Monitoring Architecture: Metrics, Logs, Traces, Alerts

Architecture Patterns -- Part 26 of 30

It is 2:47 AM on a Tuesday. A fintech startup's checkout flow has been silently returning 503s for eleven minutes. No one knows. The on-call engineer is asleep. The monitoring system is firing alerts -- but it has been firing alerts every four hours for three months about CPU spikes, disk usage, and a staging environment that no one cleaned up. The on-call engineer trained himself to dismiss them before he was fully awake.

By morning, the team discovers they lost 40 minutes of transaction processing. The post-mortem is brutal. "We had metrics," someone says. "We had logs." They had data everywhere and visibility nowhere.

That is not a monitoring problem. That is a monitoring architecture problem.

The Three Pillars, and Why You Need All of Them

The three pillars of observability -- metrics, logs, and traces -- are not interchangeable. Each answers a different question:

Metrics: Is something wrong? (rate, latency, error count)
Logs: What exactly happened? (the narrative of an event)
Traces: Where did it go wrong? (the path of a single request through your system)

The failure mode for most teams is treating these as separate tools rather than a unified story. A metric tells you checkout error rate jumped at 2:36 AM. A trace shows you the request hit the payment service and hung at the Stripe API call. A log tells you the Stripe client threw a timeout with a specific request ID.

You need all three to close the loop from "something is broken" to "here is exactly what broke and why."

As of 2025, the industry has converged on OpenTelemetry as the instrumentation standard that collects all three. It crossed 95% adoption for new cloud-native instrumentation in 2026, and 81% of users consider it production-ready. The debate about whether to adopt it is over.

Metrics: What to Actually Measure

Most teams measure the wrong things.

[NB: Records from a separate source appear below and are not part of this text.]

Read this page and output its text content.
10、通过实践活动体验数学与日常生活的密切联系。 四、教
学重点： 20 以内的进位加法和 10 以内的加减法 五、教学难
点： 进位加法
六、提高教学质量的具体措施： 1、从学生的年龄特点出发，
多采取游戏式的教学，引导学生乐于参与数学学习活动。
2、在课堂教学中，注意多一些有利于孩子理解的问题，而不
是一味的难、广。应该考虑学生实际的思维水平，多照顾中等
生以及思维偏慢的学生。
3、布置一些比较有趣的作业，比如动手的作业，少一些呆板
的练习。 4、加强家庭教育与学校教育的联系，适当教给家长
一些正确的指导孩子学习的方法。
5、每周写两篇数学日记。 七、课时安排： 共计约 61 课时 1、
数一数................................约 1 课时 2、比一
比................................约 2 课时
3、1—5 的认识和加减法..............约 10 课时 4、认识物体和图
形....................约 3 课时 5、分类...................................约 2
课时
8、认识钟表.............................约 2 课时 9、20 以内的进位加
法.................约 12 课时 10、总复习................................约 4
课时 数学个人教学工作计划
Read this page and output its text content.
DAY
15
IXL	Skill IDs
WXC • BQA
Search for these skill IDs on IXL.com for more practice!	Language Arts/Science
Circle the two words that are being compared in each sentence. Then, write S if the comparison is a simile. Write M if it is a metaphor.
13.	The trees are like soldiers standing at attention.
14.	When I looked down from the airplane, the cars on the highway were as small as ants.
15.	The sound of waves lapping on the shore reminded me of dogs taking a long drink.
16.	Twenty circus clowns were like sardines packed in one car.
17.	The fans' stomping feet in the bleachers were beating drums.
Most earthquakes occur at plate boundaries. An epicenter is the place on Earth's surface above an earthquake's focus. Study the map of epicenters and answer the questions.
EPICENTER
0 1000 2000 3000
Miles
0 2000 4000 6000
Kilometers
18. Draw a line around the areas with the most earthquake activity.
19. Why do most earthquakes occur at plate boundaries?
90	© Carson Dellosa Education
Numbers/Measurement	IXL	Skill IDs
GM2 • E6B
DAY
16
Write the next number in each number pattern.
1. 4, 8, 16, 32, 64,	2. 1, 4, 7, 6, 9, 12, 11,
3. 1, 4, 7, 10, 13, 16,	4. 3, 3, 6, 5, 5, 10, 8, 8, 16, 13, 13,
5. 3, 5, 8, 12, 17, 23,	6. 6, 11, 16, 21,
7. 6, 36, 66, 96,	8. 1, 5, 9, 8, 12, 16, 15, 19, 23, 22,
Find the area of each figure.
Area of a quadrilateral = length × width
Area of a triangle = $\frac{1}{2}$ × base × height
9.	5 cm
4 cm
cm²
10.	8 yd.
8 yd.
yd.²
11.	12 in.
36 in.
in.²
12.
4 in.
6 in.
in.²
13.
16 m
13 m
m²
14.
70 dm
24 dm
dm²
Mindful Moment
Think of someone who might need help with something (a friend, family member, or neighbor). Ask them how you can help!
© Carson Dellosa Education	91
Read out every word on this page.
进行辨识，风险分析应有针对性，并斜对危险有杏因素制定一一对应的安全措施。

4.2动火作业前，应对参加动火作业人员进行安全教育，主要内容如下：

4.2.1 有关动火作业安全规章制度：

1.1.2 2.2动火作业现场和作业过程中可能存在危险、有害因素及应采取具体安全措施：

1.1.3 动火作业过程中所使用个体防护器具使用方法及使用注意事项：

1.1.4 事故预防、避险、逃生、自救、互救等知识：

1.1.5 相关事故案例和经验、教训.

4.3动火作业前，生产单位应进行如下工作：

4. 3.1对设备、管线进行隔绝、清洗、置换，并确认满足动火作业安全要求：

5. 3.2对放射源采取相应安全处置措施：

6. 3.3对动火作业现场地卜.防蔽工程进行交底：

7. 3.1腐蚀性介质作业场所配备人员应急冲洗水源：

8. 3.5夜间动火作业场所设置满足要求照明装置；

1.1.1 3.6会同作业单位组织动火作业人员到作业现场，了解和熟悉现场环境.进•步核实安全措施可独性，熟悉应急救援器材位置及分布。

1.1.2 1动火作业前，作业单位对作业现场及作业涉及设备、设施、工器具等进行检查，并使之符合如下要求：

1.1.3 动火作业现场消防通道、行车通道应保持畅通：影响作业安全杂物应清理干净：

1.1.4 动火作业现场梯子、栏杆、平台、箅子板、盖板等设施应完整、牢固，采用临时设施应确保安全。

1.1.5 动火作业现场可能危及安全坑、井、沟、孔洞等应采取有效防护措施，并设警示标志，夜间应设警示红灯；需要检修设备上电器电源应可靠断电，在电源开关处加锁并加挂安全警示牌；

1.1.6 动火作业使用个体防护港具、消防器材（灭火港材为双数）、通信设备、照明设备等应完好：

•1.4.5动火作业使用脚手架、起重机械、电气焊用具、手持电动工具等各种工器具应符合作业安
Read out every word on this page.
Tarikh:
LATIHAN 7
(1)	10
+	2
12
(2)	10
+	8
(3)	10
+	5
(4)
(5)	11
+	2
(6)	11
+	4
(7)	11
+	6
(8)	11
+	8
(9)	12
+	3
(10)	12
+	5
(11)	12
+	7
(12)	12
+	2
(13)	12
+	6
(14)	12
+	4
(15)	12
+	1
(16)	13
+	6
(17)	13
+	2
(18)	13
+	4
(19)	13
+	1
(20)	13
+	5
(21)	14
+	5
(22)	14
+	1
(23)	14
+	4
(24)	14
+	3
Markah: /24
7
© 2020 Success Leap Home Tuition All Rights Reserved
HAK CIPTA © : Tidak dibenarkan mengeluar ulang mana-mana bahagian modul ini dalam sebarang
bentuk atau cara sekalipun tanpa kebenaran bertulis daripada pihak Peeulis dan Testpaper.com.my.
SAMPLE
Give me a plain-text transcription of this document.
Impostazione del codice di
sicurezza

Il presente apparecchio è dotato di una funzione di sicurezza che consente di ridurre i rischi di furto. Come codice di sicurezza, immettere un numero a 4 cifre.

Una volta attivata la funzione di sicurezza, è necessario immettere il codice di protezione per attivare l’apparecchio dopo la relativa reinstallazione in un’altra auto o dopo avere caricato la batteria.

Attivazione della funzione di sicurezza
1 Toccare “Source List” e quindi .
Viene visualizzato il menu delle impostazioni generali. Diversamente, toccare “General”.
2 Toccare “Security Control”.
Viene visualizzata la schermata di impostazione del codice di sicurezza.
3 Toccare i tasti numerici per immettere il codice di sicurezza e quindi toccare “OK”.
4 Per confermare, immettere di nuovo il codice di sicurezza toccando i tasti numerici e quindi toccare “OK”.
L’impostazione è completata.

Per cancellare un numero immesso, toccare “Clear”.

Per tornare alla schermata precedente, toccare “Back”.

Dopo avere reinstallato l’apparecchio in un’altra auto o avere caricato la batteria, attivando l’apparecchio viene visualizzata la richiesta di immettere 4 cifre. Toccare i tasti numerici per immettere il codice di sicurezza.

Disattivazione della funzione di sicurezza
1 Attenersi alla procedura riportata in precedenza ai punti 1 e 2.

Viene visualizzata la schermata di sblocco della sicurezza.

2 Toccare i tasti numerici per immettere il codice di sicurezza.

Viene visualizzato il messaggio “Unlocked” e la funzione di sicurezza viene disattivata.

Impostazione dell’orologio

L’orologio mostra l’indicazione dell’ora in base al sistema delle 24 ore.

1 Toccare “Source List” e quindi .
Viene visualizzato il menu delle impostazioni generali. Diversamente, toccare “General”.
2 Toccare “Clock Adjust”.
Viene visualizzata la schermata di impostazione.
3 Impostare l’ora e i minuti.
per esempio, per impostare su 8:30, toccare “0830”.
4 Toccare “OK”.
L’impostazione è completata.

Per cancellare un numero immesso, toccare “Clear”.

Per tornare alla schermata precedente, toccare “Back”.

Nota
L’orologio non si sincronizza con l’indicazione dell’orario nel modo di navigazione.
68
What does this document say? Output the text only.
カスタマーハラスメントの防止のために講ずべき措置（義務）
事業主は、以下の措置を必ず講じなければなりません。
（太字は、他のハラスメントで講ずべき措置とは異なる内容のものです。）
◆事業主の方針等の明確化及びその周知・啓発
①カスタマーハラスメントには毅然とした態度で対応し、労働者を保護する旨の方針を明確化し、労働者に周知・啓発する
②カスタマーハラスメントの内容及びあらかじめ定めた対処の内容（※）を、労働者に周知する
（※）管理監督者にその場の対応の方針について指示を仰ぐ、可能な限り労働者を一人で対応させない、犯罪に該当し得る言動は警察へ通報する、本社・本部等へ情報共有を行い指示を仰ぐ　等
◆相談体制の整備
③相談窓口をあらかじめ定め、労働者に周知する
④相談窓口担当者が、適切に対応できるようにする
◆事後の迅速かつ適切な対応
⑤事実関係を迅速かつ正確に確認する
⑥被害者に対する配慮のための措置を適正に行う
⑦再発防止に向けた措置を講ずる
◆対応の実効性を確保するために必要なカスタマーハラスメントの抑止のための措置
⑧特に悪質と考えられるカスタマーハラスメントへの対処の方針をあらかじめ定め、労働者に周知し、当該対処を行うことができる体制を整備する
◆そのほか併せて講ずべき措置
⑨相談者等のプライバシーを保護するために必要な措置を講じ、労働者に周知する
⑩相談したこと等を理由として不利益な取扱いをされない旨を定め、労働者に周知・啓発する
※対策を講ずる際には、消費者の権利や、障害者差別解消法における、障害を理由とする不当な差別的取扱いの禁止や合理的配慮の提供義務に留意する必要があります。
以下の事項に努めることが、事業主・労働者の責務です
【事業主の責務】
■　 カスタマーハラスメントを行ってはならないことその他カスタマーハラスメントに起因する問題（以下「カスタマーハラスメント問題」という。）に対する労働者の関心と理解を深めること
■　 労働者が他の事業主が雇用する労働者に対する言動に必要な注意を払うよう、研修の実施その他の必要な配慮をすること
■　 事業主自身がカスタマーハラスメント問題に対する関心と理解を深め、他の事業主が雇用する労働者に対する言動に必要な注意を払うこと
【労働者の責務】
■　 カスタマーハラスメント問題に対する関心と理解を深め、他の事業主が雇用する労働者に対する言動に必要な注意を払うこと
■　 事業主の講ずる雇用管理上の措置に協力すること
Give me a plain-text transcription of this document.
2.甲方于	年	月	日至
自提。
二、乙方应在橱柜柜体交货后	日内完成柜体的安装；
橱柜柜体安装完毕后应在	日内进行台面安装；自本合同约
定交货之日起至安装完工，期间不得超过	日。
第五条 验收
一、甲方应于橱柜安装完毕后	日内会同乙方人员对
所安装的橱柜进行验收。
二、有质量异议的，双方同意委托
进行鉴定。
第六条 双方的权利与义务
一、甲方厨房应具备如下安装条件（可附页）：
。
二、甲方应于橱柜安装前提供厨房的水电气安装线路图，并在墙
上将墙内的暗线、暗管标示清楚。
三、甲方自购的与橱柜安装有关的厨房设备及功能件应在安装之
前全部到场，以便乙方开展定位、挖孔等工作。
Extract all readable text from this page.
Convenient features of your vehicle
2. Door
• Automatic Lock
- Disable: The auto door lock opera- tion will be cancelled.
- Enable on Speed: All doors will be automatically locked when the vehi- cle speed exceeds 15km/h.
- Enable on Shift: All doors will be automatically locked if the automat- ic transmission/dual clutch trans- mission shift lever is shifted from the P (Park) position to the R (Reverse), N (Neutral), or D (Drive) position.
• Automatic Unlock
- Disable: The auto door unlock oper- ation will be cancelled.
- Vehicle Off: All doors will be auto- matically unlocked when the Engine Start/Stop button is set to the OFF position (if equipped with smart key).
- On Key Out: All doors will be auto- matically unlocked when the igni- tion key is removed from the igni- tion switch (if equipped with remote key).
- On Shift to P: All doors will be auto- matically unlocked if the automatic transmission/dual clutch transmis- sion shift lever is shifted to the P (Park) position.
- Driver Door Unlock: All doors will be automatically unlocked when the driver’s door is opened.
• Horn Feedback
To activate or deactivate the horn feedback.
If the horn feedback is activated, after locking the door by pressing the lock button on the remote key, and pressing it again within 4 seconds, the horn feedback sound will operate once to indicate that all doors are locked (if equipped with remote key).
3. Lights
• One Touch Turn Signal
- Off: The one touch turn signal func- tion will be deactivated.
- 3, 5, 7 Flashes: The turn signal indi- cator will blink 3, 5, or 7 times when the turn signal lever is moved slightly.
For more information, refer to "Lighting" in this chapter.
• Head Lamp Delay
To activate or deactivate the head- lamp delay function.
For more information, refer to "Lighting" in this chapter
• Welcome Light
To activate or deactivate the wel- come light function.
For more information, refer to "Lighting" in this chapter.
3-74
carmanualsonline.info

System-level CPU, memory, and disk are seductive because they are easy to collect. But they rarely tell you what your users are experiencing.

Use two frameworks to decide what to instrument.

The RED Method (for services):

Rate: requests per second
Errors: percentage of requests that fail
Duration: distribution of request latency (p50, p95, p99)

The USE Method (for resources -- databases, queues, caches):

Utilization: how busy the resource is (percentage of time)
Saturation: how much work is queued waiting
Errors: error events

The p99 latency number deserves particular attention. Your p50 (median) might be fine while your p99 is degraded -- meaning your slowest users (often on mobile, in bad network conditions, or hitting cold-start serverless functions) are having a terrible experience that averages out in your dashboard.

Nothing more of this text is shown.